Correct refurbishment is possible when the core is not excessively damaged. The use of core diagnostics and assessment of its condition on conveyors significantly reduces errors in decision-making during refurbishment. With the implementation of diagnostics using the DiagBelt+ system and the ability to test belt abrasion with the BeltSonic system, the probability of errors decreases, leading to an improved refurbishment success rate () and increased economic efficiency in the reconditioning process.

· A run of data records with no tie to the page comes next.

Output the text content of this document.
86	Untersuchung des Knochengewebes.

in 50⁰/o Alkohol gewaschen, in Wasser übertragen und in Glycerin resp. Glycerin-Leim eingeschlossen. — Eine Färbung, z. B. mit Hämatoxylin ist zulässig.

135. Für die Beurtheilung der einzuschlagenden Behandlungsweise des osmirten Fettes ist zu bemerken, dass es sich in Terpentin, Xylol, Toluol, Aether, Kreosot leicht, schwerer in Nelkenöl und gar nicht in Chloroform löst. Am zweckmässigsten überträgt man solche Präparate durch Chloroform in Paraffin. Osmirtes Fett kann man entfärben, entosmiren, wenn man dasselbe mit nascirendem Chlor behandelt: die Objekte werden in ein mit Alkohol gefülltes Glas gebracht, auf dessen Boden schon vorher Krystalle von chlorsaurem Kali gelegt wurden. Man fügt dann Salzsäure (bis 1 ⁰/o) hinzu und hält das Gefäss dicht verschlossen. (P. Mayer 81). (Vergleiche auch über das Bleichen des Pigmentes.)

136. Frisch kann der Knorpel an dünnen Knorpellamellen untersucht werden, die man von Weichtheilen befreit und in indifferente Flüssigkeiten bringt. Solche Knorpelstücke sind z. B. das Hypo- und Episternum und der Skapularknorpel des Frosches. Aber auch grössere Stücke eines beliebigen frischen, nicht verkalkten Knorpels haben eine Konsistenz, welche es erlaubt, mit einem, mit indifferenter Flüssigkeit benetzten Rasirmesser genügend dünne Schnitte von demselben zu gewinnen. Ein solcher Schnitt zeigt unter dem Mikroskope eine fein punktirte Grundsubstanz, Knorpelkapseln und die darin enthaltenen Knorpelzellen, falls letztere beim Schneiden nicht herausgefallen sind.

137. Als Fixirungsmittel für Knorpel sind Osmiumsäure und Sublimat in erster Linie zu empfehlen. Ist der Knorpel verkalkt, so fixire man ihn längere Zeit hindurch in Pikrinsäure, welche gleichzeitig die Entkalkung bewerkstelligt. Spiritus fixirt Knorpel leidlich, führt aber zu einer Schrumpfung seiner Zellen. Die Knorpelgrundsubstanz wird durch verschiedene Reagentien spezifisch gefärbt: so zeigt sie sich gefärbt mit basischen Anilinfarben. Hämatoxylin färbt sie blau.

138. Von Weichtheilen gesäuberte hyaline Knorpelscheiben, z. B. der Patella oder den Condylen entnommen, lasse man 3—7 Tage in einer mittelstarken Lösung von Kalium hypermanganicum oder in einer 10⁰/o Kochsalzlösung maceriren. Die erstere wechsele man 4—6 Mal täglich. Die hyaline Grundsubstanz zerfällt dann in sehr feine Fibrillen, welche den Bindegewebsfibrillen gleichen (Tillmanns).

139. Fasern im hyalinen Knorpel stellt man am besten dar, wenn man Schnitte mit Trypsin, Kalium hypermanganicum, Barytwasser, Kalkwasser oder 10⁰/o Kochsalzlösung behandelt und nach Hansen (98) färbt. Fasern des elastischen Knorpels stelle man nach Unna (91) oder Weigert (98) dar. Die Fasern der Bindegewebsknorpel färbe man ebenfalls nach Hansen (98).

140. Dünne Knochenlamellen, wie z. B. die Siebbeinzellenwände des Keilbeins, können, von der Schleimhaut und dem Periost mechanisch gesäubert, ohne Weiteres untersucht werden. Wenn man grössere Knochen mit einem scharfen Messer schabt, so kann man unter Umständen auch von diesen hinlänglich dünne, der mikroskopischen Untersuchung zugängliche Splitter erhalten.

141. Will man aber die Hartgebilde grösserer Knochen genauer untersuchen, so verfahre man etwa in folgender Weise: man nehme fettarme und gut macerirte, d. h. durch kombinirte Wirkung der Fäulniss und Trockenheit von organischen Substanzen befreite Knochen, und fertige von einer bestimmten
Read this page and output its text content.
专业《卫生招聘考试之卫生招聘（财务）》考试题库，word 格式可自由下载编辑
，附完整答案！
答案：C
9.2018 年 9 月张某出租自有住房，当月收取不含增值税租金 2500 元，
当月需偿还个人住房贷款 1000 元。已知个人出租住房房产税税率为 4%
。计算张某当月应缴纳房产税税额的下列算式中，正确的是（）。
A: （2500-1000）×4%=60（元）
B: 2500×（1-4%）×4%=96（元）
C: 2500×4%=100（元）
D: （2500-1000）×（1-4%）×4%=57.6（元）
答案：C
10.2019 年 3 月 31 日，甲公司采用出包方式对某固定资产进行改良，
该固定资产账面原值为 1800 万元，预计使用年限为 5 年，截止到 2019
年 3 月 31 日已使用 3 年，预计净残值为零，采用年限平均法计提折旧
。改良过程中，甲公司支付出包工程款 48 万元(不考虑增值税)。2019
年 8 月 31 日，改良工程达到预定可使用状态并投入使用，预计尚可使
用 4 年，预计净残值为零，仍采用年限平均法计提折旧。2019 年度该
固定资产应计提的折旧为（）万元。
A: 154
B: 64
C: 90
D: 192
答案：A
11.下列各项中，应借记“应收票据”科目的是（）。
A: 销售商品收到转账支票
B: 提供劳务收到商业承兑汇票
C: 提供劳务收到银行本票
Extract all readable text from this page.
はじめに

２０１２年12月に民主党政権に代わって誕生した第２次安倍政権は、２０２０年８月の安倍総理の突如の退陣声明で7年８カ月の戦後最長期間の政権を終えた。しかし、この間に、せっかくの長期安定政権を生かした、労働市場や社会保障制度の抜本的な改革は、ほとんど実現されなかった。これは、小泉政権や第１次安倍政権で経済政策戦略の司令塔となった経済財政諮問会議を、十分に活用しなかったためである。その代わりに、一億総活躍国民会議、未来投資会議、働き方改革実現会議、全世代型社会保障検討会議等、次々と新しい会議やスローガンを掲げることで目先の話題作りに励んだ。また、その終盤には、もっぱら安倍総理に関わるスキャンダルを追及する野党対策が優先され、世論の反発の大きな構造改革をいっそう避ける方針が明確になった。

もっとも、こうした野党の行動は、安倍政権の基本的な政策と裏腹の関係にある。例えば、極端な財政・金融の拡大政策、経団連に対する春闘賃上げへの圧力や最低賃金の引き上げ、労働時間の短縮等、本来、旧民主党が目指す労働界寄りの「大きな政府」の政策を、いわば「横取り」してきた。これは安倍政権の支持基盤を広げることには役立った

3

In the 1980s, the proportions of new and remanufactured belts on conveyors were 60% new and 40% remanufactured. Current simulations suggest a reversal of these proportions, with 60% remanufactured and 40% new. The Bełchatów mine, following the closure of one of its workings, practically abandoned the purchase of new belts. Instead, it effectively assesses the condition of dismantled belts and makes informed decisions on whether to reuse, refurbish, or discard them. To ensure the environmental effectiveness of the full belt use cycle, efforts are made to resell used belts, use them for other purposes (reuse), or recycle them to recover all components [
52,
53]. The refurbishment plant already recovers milled rubber from the reconditioning process to produce mats, carpets, and paving stones for parking lots. As used belts become more available, recycling rates will likely need to increase. Rubber from conveyor belts can be recycled in a similar way to rubber from tires [
54].
The use of both measurement systems, DiagBelt+ for assessing the technical condition of the core and BeltSonic for evaluating the cover thickness, provides a comprehensive understanding of the technical state of the examined conveyor belt. This approach allows for the continuous monitoring of changes in its condition over time through periodic measurements. This enables the implementation of predictive belt replacement, based on the diagnosed condition, following any preventive replacement strategy. This strategy allows for choosing (for refurbishment only) belts that actually show a significant number of failures but still qualify for refurbishment. Utilizing the refurbishment capabilities of dismantled belt fragments that have reached a level of wear qualifying them for refurbishment increases the working time of full sections, minimizing the risk of emergency replacement and production losses associated with downtime and waiting for the delivery of new belts.
Traditional methods of assessing the condition of belts, such as visual inspection combined with the calendar age of the belt’s operation, proved to be ineffective from the mine’s perspective. As a result of the project implementation and the use of the system, the mine reports significant benefits, avoiding the need to send belts for refurbishment that, despite exceeding the calendar age of operation, still maintain a good technical condition.
The core contribution of this study is demonstrating that quantified, sensor-based diagnostics enable significantly more accurate refurbishment decisions, supporting both cost optimization and sustainability in belt lifecycle management.